三井不動産は、空のモビリティの社会実装を視野に入れて、垂直離着陸型航空機(VTOL)に対応した離着陸場「バーティポート」の開発および運営事業に着手した。バーティポートとは、「Vertical(垂直)」と「Airport(空港)」を組み合わせた造語である。2015年にシカゴで導入されたヘリポートを改良したVTOL専用の発着設備の名称に由来し、近年では空のモビリティのインフラとして注目されている。

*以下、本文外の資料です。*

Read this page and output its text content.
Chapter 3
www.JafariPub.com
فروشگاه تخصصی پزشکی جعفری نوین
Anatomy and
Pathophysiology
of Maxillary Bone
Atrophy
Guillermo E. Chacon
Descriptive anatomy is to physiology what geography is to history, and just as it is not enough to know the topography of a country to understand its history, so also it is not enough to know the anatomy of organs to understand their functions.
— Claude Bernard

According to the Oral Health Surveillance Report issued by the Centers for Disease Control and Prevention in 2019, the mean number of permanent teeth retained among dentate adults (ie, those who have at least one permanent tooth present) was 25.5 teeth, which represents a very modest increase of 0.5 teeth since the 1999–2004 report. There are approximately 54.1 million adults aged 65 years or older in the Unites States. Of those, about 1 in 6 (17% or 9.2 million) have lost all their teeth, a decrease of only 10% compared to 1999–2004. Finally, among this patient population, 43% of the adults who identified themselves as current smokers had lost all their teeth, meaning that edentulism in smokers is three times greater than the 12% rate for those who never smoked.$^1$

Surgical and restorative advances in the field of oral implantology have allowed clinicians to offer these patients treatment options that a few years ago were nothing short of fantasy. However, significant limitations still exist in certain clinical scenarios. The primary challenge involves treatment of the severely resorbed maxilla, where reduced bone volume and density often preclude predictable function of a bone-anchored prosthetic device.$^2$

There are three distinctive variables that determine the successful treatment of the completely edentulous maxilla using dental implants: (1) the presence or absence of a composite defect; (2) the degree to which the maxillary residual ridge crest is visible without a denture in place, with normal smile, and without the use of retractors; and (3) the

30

本事業は、築地地区まちづくり事業(東京都中央区)および三重県・伊勢志摩地区(NEMU RESORT等)を皮切りに、三井不動産グループが保有・開発する幅広いアセットへの展開を視野に入れている。都市部やリゾート施設、物流拠点など多様な用途に対応するバーティポートの整備を進めるとともに、離着陸管理などの運営体制の構築も検討している。空のモビリティは、電動化、低騒音、垂直離着陸といった特性を持ち、都市部への導入による移動時間の短縮や新たな体験価値の創出が期待されている。機体の量産化が進む中、インフラ整備は社会実装に向けた重要なステップとされる。
トヨタ自動車株式会社、朝日航洋株式会社(2025年7月よりエアロトヨタ株式会社に社名変更予定)、ANAホールディングス株式会社との連携を通じて、空のモビリティ産業の創造と国際競争力の強化を目指す。──今後は、物流施設併設型のドローン実証施設「板橋ドローンフィールド」(東京都板橋区)との連携や、日本橋など都市部のオフィスビル・商業施設・空港・駐車場などへの展開も検討されている。